Ayer al terminar mi carrera por las calles de Madrid, cuando regresaba para retirarme, me crucé con numerosas personas que iban ataviadas con banderas de España.
Lejos de tratar de hacer un perfil sociológico, de los abanderados, todos en camino para dirigirse a la manifestación que el principal partido de la oposición había convocado para pedir la dimisión del Presidente el Gobierno, si que me gustaría destacar aquí un elemento que me llamó poderosamente la atención.
En muchas de las banderas que vi, en el centro, sustituyendo al tradicional escudo constitucional, podía observarse una cruz y una corona, en lo que es una alusión a cuestiones religiosas.
Imposible no cuestionarse esta simbología, ¿Acaso viene a cuento, mezclar elementos espirituales con asuntos tan mundanos como son los políticos?

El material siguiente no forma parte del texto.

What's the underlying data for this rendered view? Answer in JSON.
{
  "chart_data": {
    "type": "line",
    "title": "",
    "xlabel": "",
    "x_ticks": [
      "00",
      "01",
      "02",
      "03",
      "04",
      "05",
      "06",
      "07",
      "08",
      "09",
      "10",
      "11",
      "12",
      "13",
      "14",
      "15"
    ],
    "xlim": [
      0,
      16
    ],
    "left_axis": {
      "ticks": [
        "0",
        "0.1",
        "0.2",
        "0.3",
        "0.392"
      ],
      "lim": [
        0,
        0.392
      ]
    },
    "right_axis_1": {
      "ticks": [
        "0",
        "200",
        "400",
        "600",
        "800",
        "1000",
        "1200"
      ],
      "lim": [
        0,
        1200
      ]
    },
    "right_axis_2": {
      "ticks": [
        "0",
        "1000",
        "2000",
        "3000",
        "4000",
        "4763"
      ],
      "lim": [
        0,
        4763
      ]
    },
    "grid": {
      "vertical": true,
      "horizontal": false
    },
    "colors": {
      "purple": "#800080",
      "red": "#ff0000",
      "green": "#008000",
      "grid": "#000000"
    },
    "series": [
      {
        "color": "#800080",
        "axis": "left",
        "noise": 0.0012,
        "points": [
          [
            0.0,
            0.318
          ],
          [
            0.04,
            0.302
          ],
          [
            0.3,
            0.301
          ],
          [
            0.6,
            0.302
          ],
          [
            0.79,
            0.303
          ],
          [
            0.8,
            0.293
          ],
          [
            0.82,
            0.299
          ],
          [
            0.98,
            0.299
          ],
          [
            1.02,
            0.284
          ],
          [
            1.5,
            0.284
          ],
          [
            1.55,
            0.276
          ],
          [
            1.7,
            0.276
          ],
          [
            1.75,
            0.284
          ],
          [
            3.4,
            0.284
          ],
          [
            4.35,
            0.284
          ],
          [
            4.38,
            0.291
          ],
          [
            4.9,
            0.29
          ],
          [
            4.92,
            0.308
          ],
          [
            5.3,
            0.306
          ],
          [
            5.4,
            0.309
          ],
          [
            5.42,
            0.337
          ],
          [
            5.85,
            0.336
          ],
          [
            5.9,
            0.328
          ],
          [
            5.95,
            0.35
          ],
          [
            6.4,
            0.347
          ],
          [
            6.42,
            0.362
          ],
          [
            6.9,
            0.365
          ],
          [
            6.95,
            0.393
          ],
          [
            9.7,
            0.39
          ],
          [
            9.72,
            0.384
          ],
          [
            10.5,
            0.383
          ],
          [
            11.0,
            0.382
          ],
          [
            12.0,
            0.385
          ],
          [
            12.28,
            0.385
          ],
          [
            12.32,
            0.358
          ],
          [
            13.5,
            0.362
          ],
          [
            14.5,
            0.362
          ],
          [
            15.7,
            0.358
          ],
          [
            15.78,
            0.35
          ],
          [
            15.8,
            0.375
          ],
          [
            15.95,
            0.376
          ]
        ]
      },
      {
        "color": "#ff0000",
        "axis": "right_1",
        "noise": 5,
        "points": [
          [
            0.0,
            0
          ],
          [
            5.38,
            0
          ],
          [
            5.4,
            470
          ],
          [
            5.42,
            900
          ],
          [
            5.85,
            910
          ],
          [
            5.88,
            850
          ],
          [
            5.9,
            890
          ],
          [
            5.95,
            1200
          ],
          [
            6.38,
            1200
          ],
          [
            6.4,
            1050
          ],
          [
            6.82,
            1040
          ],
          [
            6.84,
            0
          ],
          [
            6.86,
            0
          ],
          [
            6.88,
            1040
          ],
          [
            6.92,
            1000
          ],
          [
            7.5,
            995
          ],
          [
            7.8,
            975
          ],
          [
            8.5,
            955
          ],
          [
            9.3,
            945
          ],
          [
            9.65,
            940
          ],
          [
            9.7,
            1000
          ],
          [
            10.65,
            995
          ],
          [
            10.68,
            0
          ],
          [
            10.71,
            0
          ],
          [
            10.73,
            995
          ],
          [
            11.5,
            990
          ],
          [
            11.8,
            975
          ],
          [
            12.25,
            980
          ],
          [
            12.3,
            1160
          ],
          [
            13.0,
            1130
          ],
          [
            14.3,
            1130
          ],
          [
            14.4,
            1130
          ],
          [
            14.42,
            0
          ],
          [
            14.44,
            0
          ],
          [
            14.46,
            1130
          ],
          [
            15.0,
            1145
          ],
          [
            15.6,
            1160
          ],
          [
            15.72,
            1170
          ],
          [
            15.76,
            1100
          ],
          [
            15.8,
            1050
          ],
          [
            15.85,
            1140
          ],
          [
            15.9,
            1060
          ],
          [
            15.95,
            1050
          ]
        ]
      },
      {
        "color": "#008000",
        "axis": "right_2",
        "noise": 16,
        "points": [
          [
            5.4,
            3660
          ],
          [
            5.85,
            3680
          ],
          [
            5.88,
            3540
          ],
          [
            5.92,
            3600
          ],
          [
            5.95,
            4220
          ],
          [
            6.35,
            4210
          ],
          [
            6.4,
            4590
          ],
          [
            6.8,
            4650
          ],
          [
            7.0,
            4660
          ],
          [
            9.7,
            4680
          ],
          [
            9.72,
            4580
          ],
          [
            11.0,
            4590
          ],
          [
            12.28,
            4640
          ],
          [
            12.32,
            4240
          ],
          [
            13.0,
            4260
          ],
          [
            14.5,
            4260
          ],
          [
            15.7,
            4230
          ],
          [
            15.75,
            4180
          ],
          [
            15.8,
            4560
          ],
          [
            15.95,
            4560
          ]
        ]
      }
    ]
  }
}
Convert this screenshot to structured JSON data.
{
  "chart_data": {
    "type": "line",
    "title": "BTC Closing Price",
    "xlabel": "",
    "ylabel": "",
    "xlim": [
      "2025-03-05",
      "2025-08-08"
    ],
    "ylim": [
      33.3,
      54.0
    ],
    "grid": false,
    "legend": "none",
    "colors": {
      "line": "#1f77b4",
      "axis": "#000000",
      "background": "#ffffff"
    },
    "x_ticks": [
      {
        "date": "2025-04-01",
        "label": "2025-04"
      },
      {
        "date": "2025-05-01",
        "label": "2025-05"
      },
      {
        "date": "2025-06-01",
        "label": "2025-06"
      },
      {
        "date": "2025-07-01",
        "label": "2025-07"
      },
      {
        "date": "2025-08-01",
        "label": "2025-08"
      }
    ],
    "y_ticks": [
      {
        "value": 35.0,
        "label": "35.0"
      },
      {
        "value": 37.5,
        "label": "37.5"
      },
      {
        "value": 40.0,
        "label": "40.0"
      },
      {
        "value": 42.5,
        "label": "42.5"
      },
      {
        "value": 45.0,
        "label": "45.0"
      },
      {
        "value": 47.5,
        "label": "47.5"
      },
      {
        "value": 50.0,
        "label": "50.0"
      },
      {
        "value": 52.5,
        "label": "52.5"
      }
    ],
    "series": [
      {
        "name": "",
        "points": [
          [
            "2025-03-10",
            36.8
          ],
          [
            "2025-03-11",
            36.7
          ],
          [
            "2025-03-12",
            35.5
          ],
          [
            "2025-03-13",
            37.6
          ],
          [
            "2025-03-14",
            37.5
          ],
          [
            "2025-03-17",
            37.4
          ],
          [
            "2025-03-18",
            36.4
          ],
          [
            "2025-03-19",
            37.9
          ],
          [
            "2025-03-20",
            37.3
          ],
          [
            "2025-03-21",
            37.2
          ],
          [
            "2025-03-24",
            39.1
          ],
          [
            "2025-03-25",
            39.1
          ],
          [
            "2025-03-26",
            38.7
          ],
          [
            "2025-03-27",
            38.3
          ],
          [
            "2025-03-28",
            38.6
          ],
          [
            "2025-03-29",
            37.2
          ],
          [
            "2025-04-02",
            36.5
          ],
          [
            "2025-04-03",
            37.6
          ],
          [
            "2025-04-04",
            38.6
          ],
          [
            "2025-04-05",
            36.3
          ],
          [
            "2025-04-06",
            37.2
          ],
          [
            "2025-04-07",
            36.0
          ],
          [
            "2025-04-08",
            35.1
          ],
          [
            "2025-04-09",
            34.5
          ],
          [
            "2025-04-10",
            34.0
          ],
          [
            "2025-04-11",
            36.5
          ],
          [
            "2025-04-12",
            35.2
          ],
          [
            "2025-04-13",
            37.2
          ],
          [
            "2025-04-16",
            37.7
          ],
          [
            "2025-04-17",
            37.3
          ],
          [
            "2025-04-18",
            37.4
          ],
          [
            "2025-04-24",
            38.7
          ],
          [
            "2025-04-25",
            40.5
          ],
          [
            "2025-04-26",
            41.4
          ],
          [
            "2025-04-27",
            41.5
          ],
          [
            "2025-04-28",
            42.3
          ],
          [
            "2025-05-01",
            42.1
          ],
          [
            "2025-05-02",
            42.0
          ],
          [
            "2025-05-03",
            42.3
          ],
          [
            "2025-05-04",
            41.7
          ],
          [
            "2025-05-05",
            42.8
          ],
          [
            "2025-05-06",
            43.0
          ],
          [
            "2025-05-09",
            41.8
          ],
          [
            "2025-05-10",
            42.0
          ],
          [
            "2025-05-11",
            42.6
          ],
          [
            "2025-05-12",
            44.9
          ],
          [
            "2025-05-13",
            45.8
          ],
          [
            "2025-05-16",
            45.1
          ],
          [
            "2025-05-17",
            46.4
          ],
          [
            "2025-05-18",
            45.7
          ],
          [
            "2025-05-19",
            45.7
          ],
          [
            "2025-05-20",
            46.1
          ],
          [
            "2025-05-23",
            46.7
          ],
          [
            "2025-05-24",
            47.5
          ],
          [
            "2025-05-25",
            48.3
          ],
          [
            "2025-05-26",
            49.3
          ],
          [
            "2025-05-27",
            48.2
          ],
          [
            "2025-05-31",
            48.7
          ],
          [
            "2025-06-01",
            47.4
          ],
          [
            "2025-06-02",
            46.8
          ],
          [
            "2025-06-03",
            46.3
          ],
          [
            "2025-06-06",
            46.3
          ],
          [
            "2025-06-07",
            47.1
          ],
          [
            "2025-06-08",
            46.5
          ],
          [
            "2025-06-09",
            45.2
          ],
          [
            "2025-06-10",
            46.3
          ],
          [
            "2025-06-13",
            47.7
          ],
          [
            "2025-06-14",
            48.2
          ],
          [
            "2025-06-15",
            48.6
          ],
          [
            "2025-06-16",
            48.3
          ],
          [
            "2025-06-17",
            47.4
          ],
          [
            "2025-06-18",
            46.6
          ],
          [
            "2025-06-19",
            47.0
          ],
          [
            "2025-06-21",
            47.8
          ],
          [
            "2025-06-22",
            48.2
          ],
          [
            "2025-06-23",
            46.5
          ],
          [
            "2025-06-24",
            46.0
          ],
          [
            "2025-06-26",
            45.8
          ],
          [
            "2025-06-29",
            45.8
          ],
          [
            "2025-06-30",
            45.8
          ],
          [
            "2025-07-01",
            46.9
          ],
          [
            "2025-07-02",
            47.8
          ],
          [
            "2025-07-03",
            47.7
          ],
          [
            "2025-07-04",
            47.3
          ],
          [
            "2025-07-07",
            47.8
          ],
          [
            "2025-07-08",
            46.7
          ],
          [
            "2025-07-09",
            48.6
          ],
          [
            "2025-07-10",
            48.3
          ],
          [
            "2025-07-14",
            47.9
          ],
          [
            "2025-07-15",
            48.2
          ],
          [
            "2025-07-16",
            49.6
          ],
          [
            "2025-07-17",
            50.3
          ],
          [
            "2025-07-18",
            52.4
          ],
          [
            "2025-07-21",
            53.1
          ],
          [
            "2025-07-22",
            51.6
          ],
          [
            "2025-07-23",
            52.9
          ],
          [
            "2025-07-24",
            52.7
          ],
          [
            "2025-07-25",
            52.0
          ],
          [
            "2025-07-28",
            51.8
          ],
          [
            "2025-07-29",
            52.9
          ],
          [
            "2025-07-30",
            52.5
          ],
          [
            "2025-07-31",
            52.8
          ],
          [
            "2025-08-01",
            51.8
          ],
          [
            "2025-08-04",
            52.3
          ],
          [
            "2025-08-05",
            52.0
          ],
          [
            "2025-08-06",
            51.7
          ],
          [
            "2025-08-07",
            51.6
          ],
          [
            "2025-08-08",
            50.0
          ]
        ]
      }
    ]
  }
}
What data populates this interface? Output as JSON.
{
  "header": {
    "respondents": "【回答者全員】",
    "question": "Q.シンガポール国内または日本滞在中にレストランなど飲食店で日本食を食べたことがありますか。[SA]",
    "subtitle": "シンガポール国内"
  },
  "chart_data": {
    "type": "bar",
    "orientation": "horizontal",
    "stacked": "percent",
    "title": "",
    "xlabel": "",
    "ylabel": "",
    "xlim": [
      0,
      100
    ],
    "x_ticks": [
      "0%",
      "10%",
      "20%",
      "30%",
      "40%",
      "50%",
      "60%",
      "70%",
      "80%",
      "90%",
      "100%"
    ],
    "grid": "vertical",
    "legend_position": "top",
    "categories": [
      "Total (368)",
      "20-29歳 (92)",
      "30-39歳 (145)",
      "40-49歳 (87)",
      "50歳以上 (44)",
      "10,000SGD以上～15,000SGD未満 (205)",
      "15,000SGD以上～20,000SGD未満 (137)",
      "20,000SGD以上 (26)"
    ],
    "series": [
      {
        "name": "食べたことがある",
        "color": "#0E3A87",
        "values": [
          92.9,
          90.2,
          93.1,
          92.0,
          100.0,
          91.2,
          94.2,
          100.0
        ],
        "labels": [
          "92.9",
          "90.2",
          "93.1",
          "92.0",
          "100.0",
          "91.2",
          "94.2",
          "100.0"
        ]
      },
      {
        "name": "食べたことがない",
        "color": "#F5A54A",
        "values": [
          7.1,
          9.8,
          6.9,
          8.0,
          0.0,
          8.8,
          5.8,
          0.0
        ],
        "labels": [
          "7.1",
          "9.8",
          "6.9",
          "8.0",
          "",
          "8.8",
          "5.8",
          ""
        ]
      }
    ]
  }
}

Vaya por delante mis respeto a todas las sensibilidades, opiniones, pareceres y creencias, pero portar banderas de este tipo o rezar un rosario delante de la sede del partido que sustenta al gobierno, para pedirle a Dios que lo derroque, está lejos de cualquier argumento lógico.
Cabría hablar de católicos febriles, que en algunos casos muestran actitudes acendradas que rayan los límites de lo pacífico, mostrando muñecos colgados de un patíbulo. Niveles de exaltanción que llevan a la intolerancia, a la no aceptación de lo que hay por muy poco que guste. Suerte de fundamentalismo que siempre anda sujeto a la religión y a sus peculiares interpretaciones. En según qué temas el camino de la evolución es un comportamiento estanco.